Ein beliebter Ansatz der statistischen Analyse ist der Vergleich bestimmter Merkmale in unterschiedlichen Gruppen. Treten eines oder mehrere Merkmale in einer Gruppe gehäuft auf und in der anderen selten, kann man einen Zusammenhang vermuten. Muss man aber nicht, wie das bekannte Beispiel zeigt: In sehr ländlichen Gegenden findet man eine höhere Kinderzahl und weitaus mehr Störche als in städtischen. Das bedeutet nicht, dass der Storch die Kinder bringt…

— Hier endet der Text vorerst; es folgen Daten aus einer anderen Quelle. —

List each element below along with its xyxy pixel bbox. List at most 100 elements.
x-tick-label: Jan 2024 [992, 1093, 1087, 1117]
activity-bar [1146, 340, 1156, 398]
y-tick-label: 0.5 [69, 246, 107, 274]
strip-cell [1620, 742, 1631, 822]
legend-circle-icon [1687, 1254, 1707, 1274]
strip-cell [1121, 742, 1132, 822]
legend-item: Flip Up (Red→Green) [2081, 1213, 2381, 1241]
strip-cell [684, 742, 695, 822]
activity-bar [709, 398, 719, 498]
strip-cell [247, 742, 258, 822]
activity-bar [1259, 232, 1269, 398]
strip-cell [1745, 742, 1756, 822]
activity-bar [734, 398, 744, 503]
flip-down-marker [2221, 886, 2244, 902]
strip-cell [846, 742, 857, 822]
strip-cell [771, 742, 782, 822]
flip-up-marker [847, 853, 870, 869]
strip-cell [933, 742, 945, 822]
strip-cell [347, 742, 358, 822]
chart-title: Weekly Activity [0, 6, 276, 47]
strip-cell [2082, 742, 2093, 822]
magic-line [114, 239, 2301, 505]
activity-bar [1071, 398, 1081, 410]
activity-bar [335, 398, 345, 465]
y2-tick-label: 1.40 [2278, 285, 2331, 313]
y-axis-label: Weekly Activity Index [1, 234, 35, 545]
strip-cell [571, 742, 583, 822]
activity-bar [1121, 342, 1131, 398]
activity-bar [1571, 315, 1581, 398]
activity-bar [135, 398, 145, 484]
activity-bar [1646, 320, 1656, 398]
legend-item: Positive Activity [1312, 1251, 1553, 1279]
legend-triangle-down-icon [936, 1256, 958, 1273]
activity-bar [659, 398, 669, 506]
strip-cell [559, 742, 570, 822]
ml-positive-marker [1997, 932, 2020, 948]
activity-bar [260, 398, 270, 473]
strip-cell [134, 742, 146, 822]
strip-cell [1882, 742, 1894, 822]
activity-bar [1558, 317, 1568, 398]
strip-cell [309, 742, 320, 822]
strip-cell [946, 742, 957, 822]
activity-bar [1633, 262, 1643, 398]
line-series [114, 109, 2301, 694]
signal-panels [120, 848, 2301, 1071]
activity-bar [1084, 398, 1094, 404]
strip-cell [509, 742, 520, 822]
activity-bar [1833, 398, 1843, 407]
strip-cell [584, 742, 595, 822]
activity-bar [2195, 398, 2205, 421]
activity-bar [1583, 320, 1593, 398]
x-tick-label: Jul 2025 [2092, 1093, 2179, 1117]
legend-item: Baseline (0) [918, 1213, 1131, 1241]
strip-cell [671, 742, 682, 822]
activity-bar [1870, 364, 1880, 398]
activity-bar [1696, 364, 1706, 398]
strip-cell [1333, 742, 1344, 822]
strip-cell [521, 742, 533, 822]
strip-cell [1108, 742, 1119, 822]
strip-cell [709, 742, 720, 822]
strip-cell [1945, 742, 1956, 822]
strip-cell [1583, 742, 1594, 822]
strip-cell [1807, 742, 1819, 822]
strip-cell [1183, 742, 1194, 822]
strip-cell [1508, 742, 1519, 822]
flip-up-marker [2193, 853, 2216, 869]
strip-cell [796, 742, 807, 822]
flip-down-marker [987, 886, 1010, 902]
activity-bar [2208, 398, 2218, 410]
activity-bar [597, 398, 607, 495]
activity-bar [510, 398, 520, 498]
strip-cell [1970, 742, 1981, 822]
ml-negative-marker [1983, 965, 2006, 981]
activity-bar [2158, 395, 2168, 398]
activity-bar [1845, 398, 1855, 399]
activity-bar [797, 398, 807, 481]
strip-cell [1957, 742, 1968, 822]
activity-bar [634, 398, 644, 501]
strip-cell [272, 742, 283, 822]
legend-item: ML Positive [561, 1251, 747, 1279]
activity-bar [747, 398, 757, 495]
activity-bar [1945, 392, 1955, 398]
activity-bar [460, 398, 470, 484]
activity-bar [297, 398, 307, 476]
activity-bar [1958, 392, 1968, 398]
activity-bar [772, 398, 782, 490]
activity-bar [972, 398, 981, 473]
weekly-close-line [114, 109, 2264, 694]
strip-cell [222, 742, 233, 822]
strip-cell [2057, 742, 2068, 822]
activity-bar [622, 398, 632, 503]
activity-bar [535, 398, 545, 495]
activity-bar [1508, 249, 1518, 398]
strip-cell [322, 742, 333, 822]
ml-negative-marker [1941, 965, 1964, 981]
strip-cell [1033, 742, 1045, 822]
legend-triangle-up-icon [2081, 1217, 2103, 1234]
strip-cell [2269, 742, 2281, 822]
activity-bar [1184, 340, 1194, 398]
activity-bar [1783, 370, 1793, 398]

In unserem Fall vergleichen wir vor allem die Antworten verschiedener Altersgruppen. Wir wollen sehen, ob sich die Vorstellungen rund um Reifende Lebensqualität in den verschiedenen Lebensphasen verändern. Dazu stehen uns verschiedene Datenquellen zur Verfügung:
– Die Lebensqualitäts-Basis-Befragung von spirit.ch: Dort werden vielfältige Fragen rund um das Thema Lebensqualität gestellt, deren Antworten wir speziell für dieses Projekt nach Altersgruppen analysiert haben. Die Daten stammen aus den Jahren 2009 und 2010 und beruhen auf rund 300 Teilnehmenden.
– Die Umfrage über Reife Lebensqualität von spirit.ch: Diese fand im Februar und März 2010 statt und fokussierte auf das Thema Reife und Lebensqualität. Teilgenommen haben etwa 120 Personen, was ein verlässliches Gesamtbild und zudem die Auswertung nach Altersgruppen ermöglicht.
– Die Umfrage über Reife Lebensqualität aus dem Jahr 2007: Diese wurde noch vom Vorgänger-Projekt von spirit.ch namens SensoNet durchgeführt. Beteiligt haben sich 139 Personen. Da die damalige Befragung dieselbe Zielgruppe hatte, nämlich am Thema Interessierte, und da viele Fragen bereits damals identisch formuliert und mit derselben Methode (Online-Befragung) erhoben wurden, gibt es die Möglichkeit des direkten Zeitvergleichs.
– Weitere SensoNet-Umfragen aus früheren Jahren: Einzelne Fragen, die in der aktuellen Umfrage über Reife Lebensqualität gestellt wurden, waren bereits Bestandteil früherer Befragungen von SensoNet, was in diesen Fällen zusätzliche Zeitvergleiche ermöglicht.
Da sich die Magie statistischer Zahlen nicht für alle Leserinnen und Leser unmittelbar erschliessen dürfte, haben wir alle relevanten Ergebnisse unserer Auszählungen und Analysen in grafische Darstellungen umgesetzt und zusätzlich kommentiert, so dass ein optimaler Erkenntnisgewinn möglich sein sollte.
Ich wünsche Ihnen bei der Lektüre reifende Ein- und Aussichten.